Welcome to part 10 of our blog series, "Level-Up Your Fundraising."
This latest blog series is written to help nonprofits of all sizes navigate through several different fundraising situations. Each tip is designed to help you raise more money with less stress and hassle for your organization.
If you missed part 9 which is all about winning grants by casting the big picture vision, you can view it here.
Part 10: Find – and Use – Good Fundraising Software for Your Nonprofit
Your nonprofit’s fundraising software can literally make or break your development program. Good fundraising software can be the difference between a successful, comprehensive fundraising program run by happy fundraisers and a disjointed, wasteful fundraising program run by a stressed-out staff.
Most modern nonprofits run complex fundraising programs. Even small organizations generally host one or more fundraising events, send out multiple fundraising mailings, raise money online, and engage in face-to-face fundraising with their major donors. Mid-sized and large organizations add to that complexity by adding other fundraising tactics, and employing multiple team members to implement their fundraising plans.

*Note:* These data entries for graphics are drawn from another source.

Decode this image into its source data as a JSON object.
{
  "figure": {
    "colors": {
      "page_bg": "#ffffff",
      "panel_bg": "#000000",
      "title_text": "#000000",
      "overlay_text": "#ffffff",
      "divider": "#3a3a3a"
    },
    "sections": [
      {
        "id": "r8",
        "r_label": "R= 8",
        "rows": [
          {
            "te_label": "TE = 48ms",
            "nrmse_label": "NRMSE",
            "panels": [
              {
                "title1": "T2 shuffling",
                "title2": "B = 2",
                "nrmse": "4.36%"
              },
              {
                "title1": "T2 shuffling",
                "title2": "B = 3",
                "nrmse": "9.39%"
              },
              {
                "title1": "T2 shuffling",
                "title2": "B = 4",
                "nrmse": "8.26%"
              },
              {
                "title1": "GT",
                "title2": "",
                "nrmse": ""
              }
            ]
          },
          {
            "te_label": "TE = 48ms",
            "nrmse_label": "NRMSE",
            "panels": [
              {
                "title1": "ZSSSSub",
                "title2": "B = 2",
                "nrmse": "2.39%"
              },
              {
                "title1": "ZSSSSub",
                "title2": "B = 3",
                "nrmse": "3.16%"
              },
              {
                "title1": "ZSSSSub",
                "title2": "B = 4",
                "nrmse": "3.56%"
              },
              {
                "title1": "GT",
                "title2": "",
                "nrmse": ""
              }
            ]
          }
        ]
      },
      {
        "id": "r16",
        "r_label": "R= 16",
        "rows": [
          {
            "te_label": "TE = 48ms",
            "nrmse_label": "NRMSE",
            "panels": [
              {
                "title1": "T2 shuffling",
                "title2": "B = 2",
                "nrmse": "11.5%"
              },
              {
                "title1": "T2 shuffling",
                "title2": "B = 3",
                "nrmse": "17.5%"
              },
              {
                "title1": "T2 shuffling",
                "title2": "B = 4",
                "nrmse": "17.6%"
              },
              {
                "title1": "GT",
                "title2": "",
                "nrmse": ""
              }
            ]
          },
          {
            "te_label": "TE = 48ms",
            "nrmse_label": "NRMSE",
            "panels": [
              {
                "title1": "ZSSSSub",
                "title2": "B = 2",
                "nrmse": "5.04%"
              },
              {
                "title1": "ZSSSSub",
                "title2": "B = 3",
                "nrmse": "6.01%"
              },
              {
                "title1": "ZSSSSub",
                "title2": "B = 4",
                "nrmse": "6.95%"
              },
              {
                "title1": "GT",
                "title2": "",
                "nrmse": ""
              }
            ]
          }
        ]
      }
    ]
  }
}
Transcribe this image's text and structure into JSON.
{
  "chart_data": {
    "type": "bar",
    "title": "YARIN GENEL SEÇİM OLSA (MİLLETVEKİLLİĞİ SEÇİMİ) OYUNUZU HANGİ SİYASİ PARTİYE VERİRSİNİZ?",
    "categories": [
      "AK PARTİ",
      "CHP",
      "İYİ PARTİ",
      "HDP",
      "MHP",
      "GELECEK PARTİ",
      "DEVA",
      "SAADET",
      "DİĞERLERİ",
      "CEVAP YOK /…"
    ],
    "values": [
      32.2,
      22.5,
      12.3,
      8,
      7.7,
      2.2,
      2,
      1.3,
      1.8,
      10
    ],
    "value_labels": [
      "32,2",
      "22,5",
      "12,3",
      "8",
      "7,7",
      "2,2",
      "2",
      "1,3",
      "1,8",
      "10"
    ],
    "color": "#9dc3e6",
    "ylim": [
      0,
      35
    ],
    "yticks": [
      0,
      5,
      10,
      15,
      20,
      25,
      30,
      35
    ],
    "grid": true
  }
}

With all that activity, it can be hard to track donor communications and analyze how different donors respond to each of the various strategies you use. Good fundraising software (such as StratusLIVE 😊) makes this much easier by providing a central repository for all your development data.
The right software solution will allow everyone on your team to have instant access to your donor data and information on where each donor and prospect is in the fundraising process.
Likewise, your fundraising software will enable your team to analyze and report on each of your fundraising tactics immediately.
Remember that good donor software makes donor cultivation easier and more effective. Your nonprofit likely communicates with donors in many ways: in-person meetings, phone calls, cultivation events, snail mail and e-mail newsletters, written fundraising appeals, and more. Without good fundraising software, it can be tough to communicate with your donors effectively.
Most fundraising software allows you to print donor thank you letters and fundraising appeals (both e-mail and snail mail) right from within the system. Likewise, your software tracks who receives what, so that you’ll know which donors received each appeal letter, which donors received your newsletters, and which donors were invited to or attended each of your fundraising events. This makes your donor cultivation process easier and more effective by allowing you to communicate with different segments, track donors through your fundraising funnel, and instantly see team member notes from in-person meetings and phone calls.
Equally important is the fact that great donor software will allow your nonprofit to do more with less.
Most nonprofits are short on resources. Rare is the organization that has enough time, budget, and staff to do everything it wants to do to raise money. When your fundraising program is disjointed, this problem is exacerbated. Nonprofits that duplicate work or focus on strategies with a low return on investment are likely to raise far less than they otherwise would and to do so with more stress and hassle than necessary.
Good fundraising software allows your development team to do more with less by ensuring that donor information is at everyone’s fingertips. Instead of having to search through Excel files or review copies of mailing lists by hand, your team can immediately get the information they need to do their jobs effectively.
Even better, your fundraising software allows you to focus your time and resources on those fundraising strategies that work well for your nonprofit. You can run reports that analyze the return on your investments of time, money, and other resources for each of your fundraising strategies and know with certainty which fundraising tactics to focus on, and which to phase out. Good fundraising software enables your organization to effortlessly implement the 80/20 rule and put your resources to work where they will make the most significant difference for your nonprofit.